Raffi! The word leaped into Carys’s throat; she choked it to silence.

He seemed to hang a moment; then as he fell, she gasped, the Sekoi lunging vainly after him, Galen grabbing at air.

For Raffi, the black square of darkness rose up like a great mouth; with a scream, he reached out, grabbed, slid, grabbed again, and Galen’s hands had his sleeves, but the whole of his body was swinging in the dark, a sick giddiness.

“I can’t hold him!” Galen was yelling. His hands slipped. Something dark leaped right over Raffi’s head; then the Sekoi’s seven fingers hauled powerfully on his arms, the cloth tearing. He looked down. Under his feet, far below, Raffi saw Carys.

Her face was white, tiny. And then she had turned away and was galloping, the horse clattering right under him, and as Galen hauled him up he lost sight of her in the smoke, and collapsed on the bridge, weak with shock, shivering. The Sekoi pulled him upright and held him. “We have to get inside!”

Arrows were bouncing from the rails. One fell through the trapdoor; Raffi saw how it plummeted into the dark. Then they were dragging him into the keep. He wanted to shout that it didn’t matter, that she’d gone, but somehow the despair of that knowledge kept him dumb; he didn’t want to say it, because that would make it real.

They raced down the corridor of cells; from above, wooden boards were being slammed down on the bridge; the invaders hurrying across. The cells were all empty. Galen paused in the last, glancing around. “She was here.”

“Not anymore.” The Sekoi looked up nervously. “This castle has been captured.”

“And so have you!” The words were fierce; the sword that came out of the shadows so sharp against the creature’s neck that it breathed in alarm. Out from behind the door stepped a bruised lanky youth, his face pocked with spots.

“You’re my prisoners.” He grinned, his teeth black.

“We’re looking for a girl,” Galen snapped. “A prisoner. Carys Arrin.”

“Her!” The boy scowled. “She’s gone.”

“Gone?”

“With the castellan.”

Galen said nothing. Men were trampling down the corridor, a bodyguard of at least ten, hefty and threatening. “Uncle!” The boy turned, almost swelling with pride. “Uncle, it’s me! It’s Milo!”

“Milo.” The voice was dry and resigned. “You had to still be alive.”

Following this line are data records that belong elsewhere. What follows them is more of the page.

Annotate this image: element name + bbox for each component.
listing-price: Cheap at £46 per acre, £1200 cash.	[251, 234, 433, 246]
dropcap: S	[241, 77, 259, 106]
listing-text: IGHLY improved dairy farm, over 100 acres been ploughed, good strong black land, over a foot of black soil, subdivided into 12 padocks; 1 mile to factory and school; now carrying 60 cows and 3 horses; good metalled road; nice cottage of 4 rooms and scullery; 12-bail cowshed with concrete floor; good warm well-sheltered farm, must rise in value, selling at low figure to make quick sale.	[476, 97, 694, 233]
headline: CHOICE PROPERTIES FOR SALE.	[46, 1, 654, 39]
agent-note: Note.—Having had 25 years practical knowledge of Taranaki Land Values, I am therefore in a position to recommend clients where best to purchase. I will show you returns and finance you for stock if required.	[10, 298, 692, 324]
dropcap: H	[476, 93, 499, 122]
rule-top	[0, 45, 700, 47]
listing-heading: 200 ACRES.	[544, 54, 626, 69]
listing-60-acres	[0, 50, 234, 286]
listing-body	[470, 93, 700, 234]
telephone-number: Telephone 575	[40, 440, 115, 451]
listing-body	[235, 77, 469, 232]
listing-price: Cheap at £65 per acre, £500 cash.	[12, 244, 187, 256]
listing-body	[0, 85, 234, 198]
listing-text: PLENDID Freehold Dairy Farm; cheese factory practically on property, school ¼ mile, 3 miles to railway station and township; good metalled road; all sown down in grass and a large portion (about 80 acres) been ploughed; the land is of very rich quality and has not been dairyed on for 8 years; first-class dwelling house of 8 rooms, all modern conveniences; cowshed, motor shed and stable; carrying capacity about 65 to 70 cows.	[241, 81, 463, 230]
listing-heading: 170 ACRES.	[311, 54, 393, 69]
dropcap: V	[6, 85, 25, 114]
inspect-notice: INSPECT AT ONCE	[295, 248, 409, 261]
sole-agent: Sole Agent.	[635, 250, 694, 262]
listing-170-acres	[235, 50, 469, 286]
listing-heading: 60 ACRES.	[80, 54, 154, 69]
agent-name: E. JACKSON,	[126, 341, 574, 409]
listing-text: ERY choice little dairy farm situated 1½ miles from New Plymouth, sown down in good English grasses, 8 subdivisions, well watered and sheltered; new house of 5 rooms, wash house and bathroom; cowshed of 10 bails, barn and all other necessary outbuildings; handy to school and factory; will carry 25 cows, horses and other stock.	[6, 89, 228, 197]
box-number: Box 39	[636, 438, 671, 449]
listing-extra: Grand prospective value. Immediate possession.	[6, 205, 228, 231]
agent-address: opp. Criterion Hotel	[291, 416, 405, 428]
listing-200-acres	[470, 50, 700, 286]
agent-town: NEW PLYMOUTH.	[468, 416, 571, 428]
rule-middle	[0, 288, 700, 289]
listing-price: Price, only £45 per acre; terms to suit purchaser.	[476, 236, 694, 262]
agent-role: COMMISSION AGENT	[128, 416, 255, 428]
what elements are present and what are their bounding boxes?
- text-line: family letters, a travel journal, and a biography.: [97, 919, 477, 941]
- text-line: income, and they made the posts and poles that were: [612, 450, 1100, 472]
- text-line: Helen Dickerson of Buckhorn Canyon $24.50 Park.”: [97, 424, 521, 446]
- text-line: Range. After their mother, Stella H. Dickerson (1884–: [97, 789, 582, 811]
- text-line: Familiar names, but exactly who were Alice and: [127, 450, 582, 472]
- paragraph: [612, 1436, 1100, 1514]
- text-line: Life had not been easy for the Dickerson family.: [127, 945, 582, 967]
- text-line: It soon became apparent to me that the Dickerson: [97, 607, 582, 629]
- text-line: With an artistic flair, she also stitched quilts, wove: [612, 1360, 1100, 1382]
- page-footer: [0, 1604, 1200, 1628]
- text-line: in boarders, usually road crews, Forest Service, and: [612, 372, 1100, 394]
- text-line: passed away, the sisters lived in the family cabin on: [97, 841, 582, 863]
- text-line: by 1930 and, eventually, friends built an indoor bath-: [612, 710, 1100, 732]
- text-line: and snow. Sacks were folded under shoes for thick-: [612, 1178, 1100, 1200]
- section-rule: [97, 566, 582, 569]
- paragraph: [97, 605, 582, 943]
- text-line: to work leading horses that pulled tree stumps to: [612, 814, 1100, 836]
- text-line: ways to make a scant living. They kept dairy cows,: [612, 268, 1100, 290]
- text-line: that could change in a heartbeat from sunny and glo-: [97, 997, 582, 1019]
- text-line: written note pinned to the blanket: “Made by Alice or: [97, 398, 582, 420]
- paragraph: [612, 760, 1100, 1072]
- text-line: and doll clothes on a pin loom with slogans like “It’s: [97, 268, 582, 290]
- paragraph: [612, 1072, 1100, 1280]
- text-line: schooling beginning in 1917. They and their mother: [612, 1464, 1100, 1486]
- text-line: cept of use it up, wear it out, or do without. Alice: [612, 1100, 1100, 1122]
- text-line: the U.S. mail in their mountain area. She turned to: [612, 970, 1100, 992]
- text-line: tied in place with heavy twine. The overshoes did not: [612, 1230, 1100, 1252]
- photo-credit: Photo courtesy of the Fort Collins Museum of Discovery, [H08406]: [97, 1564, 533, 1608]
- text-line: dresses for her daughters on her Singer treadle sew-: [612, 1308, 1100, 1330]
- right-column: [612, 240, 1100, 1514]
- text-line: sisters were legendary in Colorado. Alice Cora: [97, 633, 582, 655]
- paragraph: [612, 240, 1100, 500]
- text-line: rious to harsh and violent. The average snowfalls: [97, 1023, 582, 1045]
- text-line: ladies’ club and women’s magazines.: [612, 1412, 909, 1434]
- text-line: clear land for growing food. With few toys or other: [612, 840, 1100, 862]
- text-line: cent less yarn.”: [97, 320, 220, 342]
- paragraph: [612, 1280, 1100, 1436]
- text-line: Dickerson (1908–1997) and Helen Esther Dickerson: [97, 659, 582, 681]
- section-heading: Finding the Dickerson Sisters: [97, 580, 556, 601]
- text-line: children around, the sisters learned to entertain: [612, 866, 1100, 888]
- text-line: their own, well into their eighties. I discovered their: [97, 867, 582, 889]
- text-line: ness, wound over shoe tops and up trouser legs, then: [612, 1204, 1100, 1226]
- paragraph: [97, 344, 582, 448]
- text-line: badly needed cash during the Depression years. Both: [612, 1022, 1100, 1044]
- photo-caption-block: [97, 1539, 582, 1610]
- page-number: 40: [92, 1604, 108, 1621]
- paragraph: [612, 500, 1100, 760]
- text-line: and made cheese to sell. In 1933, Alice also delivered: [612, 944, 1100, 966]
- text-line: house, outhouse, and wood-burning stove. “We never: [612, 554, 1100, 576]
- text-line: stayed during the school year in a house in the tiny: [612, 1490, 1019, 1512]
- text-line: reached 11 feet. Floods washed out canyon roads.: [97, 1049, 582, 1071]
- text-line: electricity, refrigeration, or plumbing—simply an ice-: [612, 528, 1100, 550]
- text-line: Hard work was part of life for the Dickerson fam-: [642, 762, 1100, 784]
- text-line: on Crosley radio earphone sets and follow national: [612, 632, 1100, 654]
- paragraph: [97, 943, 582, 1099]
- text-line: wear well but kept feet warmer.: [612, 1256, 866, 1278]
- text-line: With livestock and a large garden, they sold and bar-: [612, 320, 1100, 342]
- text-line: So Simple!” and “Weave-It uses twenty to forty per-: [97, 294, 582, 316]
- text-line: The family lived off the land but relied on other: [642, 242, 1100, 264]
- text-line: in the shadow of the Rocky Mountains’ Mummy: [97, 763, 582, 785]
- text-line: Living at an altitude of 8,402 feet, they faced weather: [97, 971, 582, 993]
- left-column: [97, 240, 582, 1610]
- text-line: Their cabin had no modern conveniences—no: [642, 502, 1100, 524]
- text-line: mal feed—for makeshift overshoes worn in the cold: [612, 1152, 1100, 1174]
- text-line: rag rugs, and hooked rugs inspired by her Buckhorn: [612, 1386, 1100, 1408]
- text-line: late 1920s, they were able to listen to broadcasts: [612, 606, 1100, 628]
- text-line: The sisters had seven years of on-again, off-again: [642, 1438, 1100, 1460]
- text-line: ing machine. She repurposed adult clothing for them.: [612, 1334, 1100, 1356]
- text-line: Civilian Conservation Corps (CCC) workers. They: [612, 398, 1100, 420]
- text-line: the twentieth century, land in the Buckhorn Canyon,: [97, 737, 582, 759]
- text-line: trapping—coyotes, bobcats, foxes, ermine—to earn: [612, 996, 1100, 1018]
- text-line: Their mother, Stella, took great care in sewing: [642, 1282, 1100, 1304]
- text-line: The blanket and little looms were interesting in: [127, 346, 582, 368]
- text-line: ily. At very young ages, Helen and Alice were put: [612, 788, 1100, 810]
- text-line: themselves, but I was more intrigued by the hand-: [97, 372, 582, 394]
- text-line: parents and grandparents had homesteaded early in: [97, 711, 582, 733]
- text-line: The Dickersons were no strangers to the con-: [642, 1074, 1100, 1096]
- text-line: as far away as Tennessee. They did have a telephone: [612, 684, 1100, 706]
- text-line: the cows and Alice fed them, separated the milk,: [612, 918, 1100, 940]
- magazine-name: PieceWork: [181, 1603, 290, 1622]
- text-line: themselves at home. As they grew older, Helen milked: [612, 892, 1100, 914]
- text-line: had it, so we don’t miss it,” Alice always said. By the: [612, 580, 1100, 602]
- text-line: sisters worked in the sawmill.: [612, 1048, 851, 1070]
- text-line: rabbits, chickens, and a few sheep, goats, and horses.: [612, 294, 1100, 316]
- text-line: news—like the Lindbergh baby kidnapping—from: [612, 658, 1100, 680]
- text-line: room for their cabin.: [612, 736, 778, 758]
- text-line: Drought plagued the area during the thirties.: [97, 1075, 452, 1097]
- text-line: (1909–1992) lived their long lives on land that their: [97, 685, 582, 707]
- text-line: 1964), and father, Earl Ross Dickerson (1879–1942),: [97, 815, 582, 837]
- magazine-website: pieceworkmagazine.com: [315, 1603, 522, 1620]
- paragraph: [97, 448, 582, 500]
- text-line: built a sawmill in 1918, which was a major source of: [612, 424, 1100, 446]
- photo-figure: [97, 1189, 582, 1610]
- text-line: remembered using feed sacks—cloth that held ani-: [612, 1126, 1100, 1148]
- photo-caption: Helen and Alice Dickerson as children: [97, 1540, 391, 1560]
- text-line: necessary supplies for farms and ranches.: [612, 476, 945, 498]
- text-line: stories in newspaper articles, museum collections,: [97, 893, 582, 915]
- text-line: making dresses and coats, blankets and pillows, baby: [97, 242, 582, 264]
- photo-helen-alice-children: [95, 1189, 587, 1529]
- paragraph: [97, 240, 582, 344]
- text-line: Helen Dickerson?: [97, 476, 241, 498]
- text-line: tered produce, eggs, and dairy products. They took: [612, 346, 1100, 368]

“Yes I am!” The boy waved the sword, flushed. “And I’ve captured these prisoners, look. They’re not Watch, either.”

The bodyguards were shoved aside. Out from among them came a tiny man, his face narrow and sly, wide-lipped, his clothes masterpieces of gaudy show. Behind him, a girl in silver armor and a broad-chested bearded man stood, stock-still with amazement.

The dwarf saw the Sekoi, and he paled. When he saw Raffi his face went ashen. Taking a deep breath, he closed his eyes. Then he turned around, and opened them.

“Hello, Alberic,” Galen said quietly. The silence was terrible. Until Alberic snatched the sword from his nephew’s hand and began to beat him with it, mercilessly, viciously.

“You useless, weak-kneed lump of clinker!” he howled. “You brainless, addle-headed flea off a rat’s back!”

“What have I done!” the boy squeaked.

“What have you done! You’ve brought me the one man I never, ever want to set eyes on as long as I live!”

The Sekoi folded its arms. “You can see the family resemblance,” it said thoughtfully.